A urgência de estabelecer um marco legal é evidente, uma vez que o setor demanda uma estrutura regulatória para posicionar o país no cenário altamente competitivo da produção e exportação de hidrogênio verde. Ademais, é notório que diversos conceitos relacionados ao assunto carecem de definições precisas, ressaltando a necessidade de regulamentação que clareie e refine as diretrizes do hidrogênio na política energética nacional.
Além disso, esse tópico reveste-se de extrema relevância no contexto da transição energética global, especialmente em relação à economia de baixa emissão de carbono. Isso se deve ao fato de que o hidrogênio verde, devido à sua metodologia de produção, apresenta a capacidade de substituir os combustíveis fósseis como uma fonte energética versátil em diversos setores, como transporte, indústria e geração de eletricidade.
Diante do desafio de posicionar o Brasil no cenário global do hidrogênio verde, torna-se imperativa a formulação de um marco regulatório, como já fizeram alguns países líderes do campo. Por meio desse passo essencial, o país poderá desbloquear todo o seu potencial, catalisando investimentos em sua economia interna, e permitindo que se equipare, em competitividade, às maiores potências dessa indústria.
É inegável que os setores categorizados como “carbono intensivos”, como os de transporte aéreo e marítimo, a indústria siderúrgica e química, têm muito a se beneficiar com a adoção do hidrogênio de baixo carbono. Isso se revela especialmente relevante para a redução da pegada de carbono dos produtos destinados à exportação, notadamente para a União Europeia, que já implementou o mecanismo de ajuste de carbono de fronteira conhecido como Carbon Adjustment Mechanism (CBAM).

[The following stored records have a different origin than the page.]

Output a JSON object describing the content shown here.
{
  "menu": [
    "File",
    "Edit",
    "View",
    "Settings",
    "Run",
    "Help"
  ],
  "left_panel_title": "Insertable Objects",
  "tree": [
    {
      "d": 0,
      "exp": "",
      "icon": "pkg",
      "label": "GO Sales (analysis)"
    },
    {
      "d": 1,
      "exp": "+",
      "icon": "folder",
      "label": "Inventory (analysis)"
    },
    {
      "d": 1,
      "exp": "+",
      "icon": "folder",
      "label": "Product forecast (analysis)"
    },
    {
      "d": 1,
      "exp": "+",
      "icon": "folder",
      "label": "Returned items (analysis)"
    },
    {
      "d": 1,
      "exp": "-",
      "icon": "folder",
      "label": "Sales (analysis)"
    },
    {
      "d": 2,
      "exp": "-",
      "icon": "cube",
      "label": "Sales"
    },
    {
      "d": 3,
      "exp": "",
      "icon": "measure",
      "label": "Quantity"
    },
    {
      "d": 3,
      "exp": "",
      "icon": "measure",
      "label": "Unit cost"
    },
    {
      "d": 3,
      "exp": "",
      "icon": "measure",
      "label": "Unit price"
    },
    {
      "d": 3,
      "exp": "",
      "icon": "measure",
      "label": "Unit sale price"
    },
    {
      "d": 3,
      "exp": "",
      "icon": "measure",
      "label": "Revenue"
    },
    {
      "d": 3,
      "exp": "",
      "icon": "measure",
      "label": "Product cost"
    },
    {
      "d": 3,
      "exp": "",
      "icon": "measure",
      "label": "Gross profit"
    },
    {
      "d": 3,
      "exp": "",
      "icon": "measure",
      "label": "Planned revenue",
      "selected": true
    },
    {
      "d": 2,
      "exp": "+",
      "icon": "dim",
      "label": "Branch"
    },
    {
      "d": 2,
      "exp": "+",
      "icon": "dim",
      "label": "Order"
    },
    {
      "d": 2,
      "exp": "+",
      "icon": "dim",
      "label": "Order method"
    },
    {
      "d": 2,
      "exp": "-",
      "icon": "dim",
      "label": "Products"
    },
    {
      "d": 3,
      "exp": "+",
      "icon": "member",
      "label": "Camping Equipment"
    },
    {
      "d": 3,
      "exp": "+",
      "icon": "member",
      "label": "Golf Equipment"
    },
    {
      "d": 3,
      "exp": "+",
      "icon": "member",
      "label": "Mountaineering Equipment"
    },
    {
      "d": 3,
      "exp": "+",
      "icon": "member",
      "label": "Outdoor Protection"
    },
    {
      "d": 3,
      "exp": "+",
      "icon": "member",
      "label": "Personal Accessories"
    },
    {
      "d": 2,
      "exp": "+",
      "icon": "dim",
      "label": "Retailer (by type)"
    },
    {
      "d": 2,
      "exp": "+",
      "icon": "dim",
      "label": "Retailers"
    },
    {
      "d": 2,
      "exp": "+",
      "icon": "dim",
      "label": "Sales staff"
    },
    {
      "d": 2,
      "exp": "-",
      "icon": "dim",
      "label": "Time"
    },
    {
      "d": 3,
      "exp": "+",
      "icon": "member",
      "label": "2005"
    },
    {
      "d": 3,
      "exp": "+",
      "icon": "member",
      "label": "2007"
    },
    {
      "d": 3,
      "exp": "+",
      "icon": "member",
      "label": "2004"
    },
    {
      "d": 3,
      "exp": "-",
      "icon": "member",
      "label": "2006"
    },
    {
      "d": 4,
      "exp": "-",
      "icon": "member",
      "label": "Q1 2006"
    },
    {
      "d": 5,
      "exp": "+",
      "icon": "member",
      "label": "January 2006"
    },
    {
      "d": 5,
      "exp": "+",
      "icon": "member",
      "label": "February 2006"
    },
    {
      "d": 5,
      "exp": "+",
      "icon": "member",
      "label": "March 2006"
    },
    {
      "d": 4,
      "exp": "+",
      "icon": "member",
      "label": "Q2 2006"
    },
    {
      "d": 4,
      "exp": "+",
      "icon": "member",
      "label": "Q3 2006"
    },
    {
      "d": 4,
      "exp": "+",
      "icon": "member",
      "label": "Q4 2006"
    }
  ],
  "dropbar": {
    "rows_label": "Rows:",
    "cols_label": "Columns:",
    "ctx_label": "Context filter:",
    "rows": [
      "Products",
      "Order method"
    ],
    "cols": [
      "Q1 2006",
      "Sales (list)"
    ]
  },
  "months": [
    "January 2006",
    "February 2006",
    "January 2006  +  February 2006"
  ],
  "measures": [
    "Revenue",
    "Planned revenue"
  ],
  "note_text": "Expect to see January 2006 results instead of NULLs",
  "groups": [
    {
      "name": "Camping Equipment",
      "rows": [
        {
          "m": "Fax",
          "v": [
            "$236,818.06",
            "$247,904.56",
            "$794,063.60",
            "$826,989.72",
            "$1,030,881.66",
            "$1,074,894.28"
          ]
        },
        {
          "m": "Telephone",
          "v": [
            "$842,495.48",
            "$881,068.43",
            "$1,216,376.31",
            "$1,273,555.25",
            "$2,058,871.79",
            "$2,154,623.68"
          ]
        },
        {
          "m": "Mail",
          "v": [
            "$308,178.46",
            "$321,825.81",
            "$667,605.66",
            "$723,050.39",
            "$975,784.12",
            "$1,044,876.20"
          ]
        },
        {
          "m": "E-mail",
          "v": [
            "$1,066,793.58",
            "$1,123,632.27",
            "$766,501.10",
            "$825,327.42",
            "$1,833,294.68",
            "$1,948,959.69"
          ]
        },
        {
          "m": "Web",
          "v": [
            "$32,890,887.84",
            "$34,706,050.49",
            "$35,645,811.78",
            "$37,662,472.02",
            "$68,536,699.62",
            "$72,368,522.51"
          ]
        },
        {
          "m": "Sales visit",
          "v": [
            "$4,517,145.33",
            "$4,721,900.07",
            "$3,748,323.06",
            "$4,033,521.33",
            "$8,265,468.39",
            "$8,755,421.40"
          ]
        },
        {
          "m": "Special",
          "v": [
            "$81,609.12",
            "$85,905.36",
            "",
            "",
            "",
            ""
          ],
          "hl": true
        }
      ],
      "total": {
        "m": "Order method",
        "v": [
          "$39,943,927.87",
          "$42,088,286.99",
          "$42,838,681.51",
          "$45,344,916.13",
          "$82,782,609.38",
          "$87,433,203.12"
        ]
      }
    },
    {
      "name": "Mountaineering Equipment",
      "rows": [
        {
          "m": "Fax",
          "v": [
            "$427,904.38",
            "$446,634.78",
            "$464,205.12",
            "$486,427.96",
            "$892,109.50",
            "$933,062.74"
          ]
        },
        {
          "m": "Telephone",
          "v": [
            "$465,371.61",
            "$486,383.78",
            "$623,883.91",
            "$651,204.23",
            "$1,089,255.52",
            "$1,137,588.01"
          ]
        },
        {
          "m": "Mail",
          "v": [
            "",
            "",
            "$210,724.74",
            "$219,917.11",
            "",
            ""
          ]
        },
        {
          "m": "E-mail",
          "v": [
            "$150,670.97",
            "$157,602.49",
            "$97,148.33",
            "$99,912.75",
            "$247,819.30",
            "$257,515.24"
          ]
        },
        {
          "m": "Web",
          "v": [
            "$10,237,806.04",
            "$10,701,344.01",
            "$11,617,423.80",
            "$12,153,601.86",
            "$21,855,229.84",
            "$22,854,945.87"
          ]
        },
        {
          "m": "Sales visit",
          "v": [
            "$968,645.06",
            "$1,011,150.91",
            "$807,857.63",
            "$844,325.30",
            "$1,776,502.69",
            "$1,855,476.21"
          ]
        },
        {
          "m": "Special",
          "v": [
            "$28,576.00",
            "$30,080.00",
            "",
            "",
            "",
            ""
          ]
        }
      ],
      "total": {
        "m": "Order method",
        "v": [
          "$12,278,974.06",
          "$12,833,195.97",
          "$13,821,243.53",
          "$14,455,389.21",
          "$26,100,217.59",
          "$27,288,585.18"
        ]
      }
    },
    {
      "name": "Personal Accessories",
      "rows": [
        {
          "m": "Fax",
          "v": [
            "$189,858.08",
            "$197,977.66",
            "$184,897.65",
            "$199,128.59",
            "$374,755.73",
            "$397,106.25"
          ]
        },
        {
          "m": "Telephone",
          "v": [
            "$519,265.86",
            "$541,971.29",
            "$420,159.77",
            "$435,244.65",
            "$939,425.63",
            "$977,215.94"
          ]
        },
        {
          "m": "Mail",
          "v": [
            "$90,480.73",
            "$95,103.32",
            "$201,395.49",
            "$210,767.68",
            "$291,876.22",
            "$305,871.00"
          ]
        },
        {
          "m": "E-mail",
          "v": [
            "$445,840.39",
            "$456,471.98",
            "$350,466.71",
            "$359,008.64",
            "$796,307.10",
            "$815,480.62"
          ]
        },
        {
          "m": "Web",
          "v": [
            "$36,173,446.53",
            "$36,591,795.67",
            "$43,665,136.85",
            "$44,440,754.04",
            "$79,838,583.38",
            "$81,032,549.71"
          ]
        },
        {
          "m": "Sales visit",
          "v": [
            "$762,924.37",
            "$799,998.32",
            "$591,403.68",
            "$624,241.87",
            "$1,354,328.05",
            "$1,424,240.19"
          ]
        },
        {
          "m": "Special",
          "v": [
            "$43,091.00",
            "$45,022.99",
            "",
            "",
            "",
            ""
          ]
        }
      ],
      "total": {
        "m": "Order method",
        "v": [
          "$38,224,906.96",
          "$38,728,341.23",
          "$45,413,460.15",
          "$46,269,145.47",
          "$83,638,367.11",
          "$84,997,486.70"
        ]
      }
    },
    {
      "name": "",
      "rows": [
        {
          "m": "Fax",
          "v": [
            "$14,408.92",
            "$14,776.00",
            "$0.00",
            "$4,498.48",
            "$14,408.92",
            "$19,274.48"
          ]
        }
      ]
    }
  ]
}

Não há dúvida, portanto, que o investimento em hidrogênio verde assume um papel central na moldagem de um futuro econômico mais sustentável e competitivo para o Brasil.
*Ana Claudia La Plata de Mello Franco sócia do Toledo Marchetti Advogados. Advogada com atuação em Direito Ambiental na área de infraestrutura. Tem especialização em Projetos Ambientais pelo CENED.
João Victor Basilio de Barros advogado do Toledo Marchetti Advogados, com atuação em projetos de infraestrutura e construção.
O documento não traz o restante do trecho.